Wi-Fi 6 enters steep growth phase far outpacing 5G, says IDC

Originally Appearing in Wi-Fi Now, Author: Claus Hetting (Wi-Fi NOW Chairman & CEO), May 30, 2019

The commercialisation of Wi-Fi 6 is entering a phase of steep growth and will reach more than 4.5 billion chipset shipments in 2023, said IDC Research Director Phil Solis at Wi-Fi NOW USA earlier this month. In comparison the number of 5G systems shipped will be only a few hundred million during the same period. Wi-Fi 6 chipset revenues will also exceed those of 5G, Solis said.

How will the new Wi-Fi 6 standard fare during the next few years? According to Phil Solis, Research Director at IDC, Wi-Fi 6 will replace legacy Wi-Fi 5 (802.11ac) systems at a record pace, completely superseding Wi-Fi 5 by 2023. “Wi-Fi 6 is the most flexible Wi-Fi standard ever, spanning from simpler, low-cost chips to more complex, high-end solutions,” Phil Solis said.

Phil Solis revealed fresh Wi-Fi market data at this year’s Wi-Fi NOW USA conference and expo in Washington DC earlier this month. Solis also said the overall Wi-Fi chipset market is expected to continue on a growth trajectory of 5-7% a year while Wi-Fi 6 proceeds to chew big bites out of the legacy Wi-Fi 5 market. The Wi-Fi 6 replacement of 802.11n will proceed more slowly, he said.

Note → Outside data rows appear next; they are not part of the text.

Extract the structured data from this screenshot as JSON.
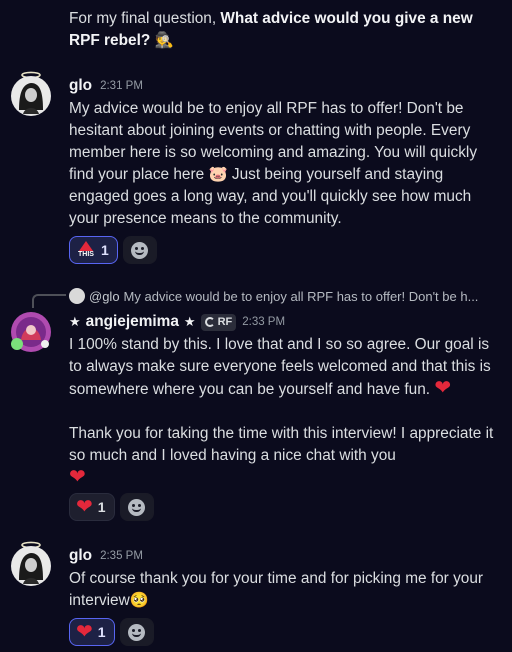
{
  "intro": {
    "prefix": "For my final question, ",
    "bold": "What advice would you give a new RPF rebel?",
    "emoji": "🕵️"
  },
  "messages": [
    {
      "author": "glo",
      "time": "2:31 PM",
      "text_a": "My advice would be to enjoy all RPF has to offer! Don't be hesitant about joining events or chatting with people. Every member here is so welcoming and amazing. You will quickly find your place here ",
      "inline_emoji": "🐷",
      "text_b": " Just being yourself and staying engaged goes a long way, and you'll quickly see how much your presence means to the community.",
      "reactions": [
        {
          "emoji": "THIS",
          "count": "1",
          "active": true
        }
      ]
    },
    {
      "reply_to": {
        "name": "@glo",
        "text": "My advice would be to enjoy all RPF has to offer! Don't be h..."
      },
      "author_star_left": "★",
      "author": "angiejemima",
      "author_star_right": "★",
      "tag": "RF",
      "time": "2:33 PM",
      "text_a": "I 100% stand by this. I love that and I so so agree. Our goal is to always make sure everyone feels welcomed and that this is somewhere where you can be yourself and have fun.",
      "heart": "❤",
      "text_c": "Thank you for taking the time with this interview! I appreciate it so much and I loved having a nice chat with you",
      "reactions": [
        {
          "emoji": "❤",
          "count": "1",
          "active": false
        }
      ]
    },
    {
      "author": "glo",
      "time": "2:35 PM",
      "text_a": "Of course thank you for your time and for picking me for your interview",
      "inline_emoji": "🥺",
      "reactions": [
        {
          "emoji": "❤",
          "count": "1",
          "active": true
        }
      ]
    }
  ],
  "colors": {
    "background": "#0b0b1d",
    "heart": "#e4283b",
    "accent": "#5865f2"
  },
  "icons": {
    "add_reaction": "smiley-add-icon",
    "this_reaction": "this-arrow-icon"
  }
}
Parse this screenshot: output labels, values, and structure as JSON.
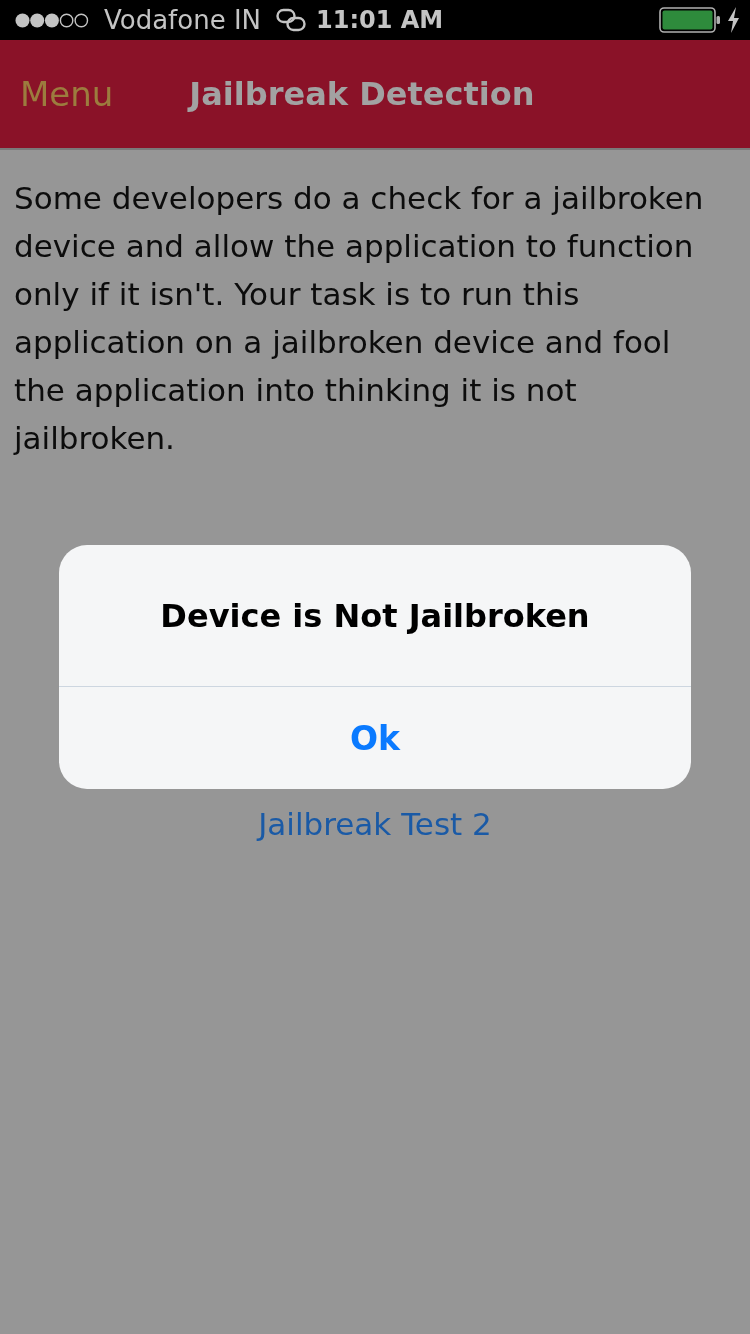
{
  "status_bar": {
    "carrier": "Vodafone IN",
    "time": "11:01 AM"
  },
  "nav_bar": {
    "left_button": "Menu",
    "title": "Jailbreak Detection"
  },
  "description": "Some developers do a check for a jailbroken device and allow the application to function only if it isn't. Your task is to run this application on a jailbroken device and fool the application into thinking it is not jailbroken.",
  "buttons": [
    {
      "label": "Jailbreak Test 2"
    }
  ],
  "alert": {
    "title": "Device is Not Jailbroken",
    "actions": [
      {
        "label": "Ok"
      }
    ]
  }
}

Wi-Fi 6 is of course already widely recognised as a big market opportunity. But what may come as a surprise to many is that Wi-Fi 6 chipset revenues are expected to exceed even 5G chipset revenues towards 2023, Solis said. Meanwhile IDC projects that system shipments for all cellular technologies will exhibit a growth rate of close to zero during the next four years.

Phil Solis also said another new Wi-Fi standard – presumably (but unofficially) to be named Wi-Fi 7 – will enter the markets at around 2023. Wi-Fi 7 will support the use of any spectrum from zero to 7 GHz, include full duplex transmit & receive, expand channel sizes, and introduce massive MIMO.

Wi-Fi chipset shipment forecast by IDC towards 2023.